Le 17/10/2025 à 13h01

Le message est clair, le constat lucide. Lors d’une réunion à huis clos du Conseil de sécurité, le 10 octobre dernier et dont l’agence italienne Nova rend compte, l’Envoyé personnel du Secrétaire général des Nations unies pour le Sahara occidental, Staffan de Mistura, est sorti de sa réserve habituelle. Si le statu quo n’est plus tenable à ses yeux, seule l’option d’autonomie ressort comme solution au conflit dans son exposé. Cette fois, l’émissaire onusien a mis franchement en lumière le basculement diplomatique majeur opéré ces dernières années en faveur du plan présenté par le Maroc en 2007, devenu la référence quasi consensuelle des grandes puissances et de la communauté internationale.

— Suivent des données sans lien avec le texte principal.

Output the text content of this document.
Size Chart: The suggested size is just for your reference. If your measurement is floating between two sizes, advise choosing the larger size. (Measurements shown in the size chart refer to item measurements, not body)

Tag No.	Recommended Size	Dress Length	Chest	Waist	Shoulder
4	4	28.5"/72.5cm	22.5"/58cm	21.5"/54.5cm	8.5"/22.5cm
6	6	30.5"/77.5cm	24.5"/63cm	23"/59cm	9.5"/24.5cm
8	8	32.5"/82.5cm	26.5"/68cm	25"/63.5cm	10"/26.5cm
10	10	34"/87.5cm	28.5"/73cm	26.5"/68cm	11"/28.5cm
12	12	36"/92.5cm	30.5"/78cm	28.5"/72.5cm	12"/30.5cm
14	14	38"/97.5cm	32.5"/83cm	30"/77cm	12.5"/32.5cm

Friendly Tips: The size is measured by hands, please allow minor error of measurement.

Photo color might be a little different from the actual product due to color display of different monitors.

Washington en chef de file

Dans sa présentation, Staffan de Mistura a reconnu que la communauté internationale penche désormais résolument vers la solution marocaine. Trois membres permanents du Conseil de sécurité (les États-Unis, la France et le Royaume-Uni) appuient ouvertement le plan d’autonomie, qu’ils qualifient de LA seule solution «réaliste et pragmatique». Les États-Unis, en particulier, assument un rôle moteur dans ce repositionnement diplomatique. Leur soutien à la souveraineté du Maroc sur ses provinces du Sud, réaffirmé à plusieurs reprises depuis 2020, confère au dossier une nouvelle dynamique internationale.

Le diplomate italo-suédois a salué l’engagement de Washington, pen holder de la résolution 2025 du Conseil de sécurité, attendue à la fin de ce mois d’octobre, qui s’est intensifié au cours des derniers mois, ainsi que l’attitude constructive de Paris, Londres et Madrid, tous du côté de la souveraineté du Royaume sur son Sahara. Même la Russie et la Chine, traditionnellement prudentes, semblent ouvertes à un dialogue renouvelé autour d’une solution politique basé sur l’autonomie. La visite officielle du ministre marocain des Affaires étrangères à Moscou, au moment même où le Conseil de sécurité prépare son vote, illustre la nouvelle centralité du Maroc dans les équilibres régionaux.

De Mistura a toutefois repris un plaidoyer datant de son brief de l’année dernière devant le même Conseil de sécurité et voulant que le Maroc se doit de détailler son plan d’autonomie, notamment en précisant comment il peut concilier le principe d’autodétermination du peuple sahraoui avec les aspirations souveraines «légitimes» du Maroc.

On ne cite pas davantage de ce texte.